En ese momento el sol brilló
alrededor de ella, y el ángel de túnica blanca que ella viera aquella noche a
la puerta del templo se presentó de pie ante sus ojos. Ya no tenía en la mano
la espada, sino una hermosa rama verde cuajada de rosas. Con esa rama tocó el
techo, y éste se levantó hasta gran altura, y en cualquier otra parte que
tocaba la rama aparecía una estrella de oro. Al tocar el ángel las paredes, el
ámbito de la habitación se ensanchó, y en su interior resonaron las notas del
órgano, y Karen vio las imágenes en sus hornacinas. Toda la congregación estaba
en sus bancos, cantando en voz alta, y la misma Karen se encontró a sí misma en
uno de los asientos, al lado de otras personas de la parroquia. Cuando acabó el
himno, todos volvieron la vista hacia ella y dijeron: "¡Qué alegría verte
de nuevo entre nosotros después de tanto tiempo, pequeña Karen!"

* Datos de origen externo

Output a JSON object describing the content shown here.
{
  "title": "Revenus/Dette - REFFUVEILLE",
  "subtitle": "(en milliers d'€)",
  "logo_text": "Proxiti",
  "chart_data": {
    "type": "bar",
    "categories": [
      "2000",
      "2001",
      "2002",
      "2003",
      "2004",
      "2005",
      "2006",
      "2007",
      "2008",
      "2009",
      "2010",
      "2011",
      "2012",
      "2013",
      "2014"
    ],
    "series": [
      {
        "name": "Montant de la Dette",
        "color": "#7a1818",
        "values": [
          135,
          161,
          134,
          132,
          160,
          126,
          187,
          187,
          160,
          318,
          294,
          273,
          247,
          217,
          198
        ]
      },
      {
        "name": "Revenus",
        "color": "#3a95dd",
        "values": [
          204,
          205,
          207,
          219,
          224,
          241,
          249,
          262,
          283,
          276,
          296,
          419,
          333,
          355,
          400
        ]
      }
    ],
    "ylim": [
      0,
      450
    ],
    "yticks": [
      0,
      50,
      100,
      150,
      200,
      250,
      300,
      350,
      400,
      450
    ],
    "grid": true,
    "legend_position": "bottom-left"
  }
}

-Todo ha sido por la misericordia
de Dios -respondió ella. El órgano resonó de nuevo y las voces de los niños le
hicieron eco dulcemente en el coro. La cálida luz del sol penetró a raudales
por las ventanas y fue a iluminar plenamente el sitio donde estaba sentada
Karen. Y el corazón de la niña se colmó tanto de sol, de luz y de alegría, que
acabó por romperse. Su alma voló en la luz hacia el cielo, y ninguno de los
presentes hizo siquiera una pregunta acerca de los zapatos rojos.